Christmas 1943
I was all ready to leave the A.S.T.P. when, one fine day, we were called out and given our school assignments. Mine was Northeastern University in Boston! After almost five months away from home, my sweetheart, and my parents for the first time; and with Boston only a free train ride from home…Goodbye Ft Benning and officer's training school--hello weekends at home!
It was on one of these weekends, December 23, as I recall, that I came whistling up on my mother's front porch ready for Christmas. I found that my father had just expired from a coronary infarct and was still there in bed and Shirley and my mother were sitting there in a state of shock.
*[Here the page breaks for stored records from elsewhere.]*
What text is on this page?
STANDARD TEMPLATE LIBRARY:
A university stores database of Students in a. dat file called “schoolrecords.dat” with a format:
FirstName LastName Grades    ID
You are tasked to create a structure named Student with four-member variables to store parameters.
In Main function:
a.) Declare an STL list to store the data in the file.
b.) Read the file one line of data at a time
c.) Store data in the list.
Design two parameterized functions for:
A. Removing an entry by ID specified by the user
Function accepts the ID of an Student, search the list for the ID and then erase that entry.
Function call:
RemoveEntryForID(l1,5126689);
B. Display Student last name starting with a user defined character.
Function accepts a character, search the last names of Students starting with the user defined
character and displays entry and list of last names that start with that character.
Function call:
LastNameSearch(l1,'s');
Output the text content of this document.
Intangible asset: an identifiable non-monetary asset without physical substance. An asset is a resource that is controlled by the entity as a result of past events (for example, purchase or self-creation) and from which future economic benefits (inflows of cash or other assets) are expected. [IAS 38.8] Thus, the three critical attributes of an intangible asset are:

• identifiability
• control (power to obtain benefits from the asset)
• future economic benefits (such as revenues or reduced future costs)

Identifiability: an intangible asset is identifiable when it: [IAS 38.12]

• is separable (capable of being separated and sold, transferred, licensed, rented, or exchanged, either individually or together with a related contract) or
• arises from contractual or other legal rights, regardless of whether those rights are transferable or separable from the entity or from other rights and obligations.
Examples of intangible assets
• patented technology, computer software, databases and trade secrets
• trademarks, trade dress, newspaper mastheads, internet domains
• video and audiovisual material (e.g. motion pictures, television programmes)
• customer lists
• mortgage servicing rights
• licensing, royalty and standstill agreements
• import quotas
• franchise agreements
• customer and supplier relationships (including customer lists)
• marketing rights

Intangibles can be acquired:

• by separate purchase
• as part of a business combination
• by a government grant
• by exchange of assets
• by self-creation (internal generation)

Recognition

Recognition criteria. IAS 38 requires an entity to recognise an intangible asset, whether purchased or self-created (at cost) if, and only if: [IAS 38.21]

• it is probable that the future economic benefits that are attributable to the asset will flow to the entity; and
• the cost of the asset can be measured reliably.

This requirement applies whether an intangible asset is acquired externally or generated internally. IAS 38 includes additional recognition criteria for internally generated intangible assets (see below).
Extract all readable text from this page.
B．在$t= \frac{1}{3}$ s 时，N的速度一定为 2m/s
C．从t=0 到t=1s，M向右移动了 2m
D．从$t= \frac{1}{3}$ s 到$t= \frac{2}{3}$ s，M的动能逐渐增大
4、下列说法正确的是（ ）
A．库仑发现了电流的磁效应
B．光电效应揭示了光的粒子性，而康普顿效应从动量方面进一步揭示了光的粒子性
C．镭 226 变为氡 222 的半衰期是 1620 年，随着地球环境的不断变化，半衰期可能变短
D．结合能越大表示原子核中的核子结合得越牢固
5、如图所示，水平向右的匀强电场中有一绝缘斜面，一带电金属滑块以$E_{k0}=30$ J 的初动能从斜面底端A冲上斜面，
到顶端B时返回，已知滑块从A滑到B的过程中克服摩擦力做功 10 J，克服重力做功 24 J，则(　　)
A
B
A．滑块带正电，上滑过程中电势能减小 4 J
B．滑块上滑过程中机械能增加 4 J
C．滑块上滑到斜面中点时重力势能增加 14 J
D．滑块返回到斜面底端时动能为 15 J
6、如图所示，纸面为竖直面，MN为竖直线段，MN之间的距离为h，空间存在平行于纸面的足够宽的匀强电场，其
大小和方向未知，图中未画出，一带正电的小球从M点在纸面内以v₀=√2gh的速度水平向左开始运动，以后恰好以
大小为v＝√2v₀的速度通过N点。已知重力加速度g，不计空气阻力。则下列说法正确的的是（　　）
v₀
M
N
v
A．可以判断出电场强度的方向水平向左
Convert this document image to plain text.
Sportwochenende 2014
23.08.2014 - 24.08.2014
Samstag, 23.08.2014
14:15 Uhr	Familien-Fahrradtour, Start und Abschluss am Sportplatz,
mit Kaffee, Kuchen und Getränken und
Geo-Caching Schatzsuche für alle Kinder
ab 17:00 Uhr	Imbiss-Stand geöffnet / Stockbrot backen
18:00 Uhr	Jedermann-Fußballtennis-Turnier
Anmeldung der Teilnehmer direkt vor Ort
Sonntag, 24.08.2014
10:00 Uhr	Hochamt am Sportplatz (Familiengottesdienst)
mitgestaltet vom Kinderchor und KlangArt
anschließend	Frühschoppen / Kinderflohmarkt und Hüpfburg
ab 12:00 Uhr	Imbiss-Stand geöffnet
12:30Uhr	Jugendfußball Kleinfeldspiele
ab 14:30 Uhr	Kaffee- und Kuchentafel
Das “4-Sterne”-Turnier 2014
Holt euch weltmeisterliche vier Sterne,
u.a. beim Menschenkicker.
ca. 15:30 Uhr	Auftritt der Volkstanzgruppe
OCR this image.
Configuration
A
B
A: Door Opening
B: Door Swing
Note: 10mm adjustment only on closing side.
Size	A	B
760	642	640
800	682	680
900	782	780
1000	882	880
Bad Christmas as you can imagine.
My brother Malcolm was able to get leave. We arranged a funeral quickly and I wired my outfit requesting an extension of my pass. We filed a claim for my father’s group life insurance and were informed that his employer had deducted premium money but never paid the insurance company. We went to an old-time lawyer and he told us the employer was filing for bankruptcy and we might as well forget the insurance. (I later learned that he was the employer's attorney).
My mother had no source of income, so I filed an allotment and she got part of my $50 per month Army pay and part of Malcolm's also. My other brother, Clark, had his wife, Doris, to support.
When I got back to Boston I found that the Major heading up our unit had recorded me absent without leave (AWOL!) and was about to put me in the stockade. He finally listened to reason and I just went back to classes.
I was in Boston for a few more weeks when one morning there was a notice on the bulletin board ordering us not to leave the dormitory. The war was at a stage where they decided that we would not be useful as engineers before the war ended and the A.S.T.P. was terminated.
Five nights later we were on maneuvers in the 101st Infantry Regiment 26th Infantry Division (known as the Yankee Division). From a dorm room in Boston to pup tents in Murfreesboro, Tennessee.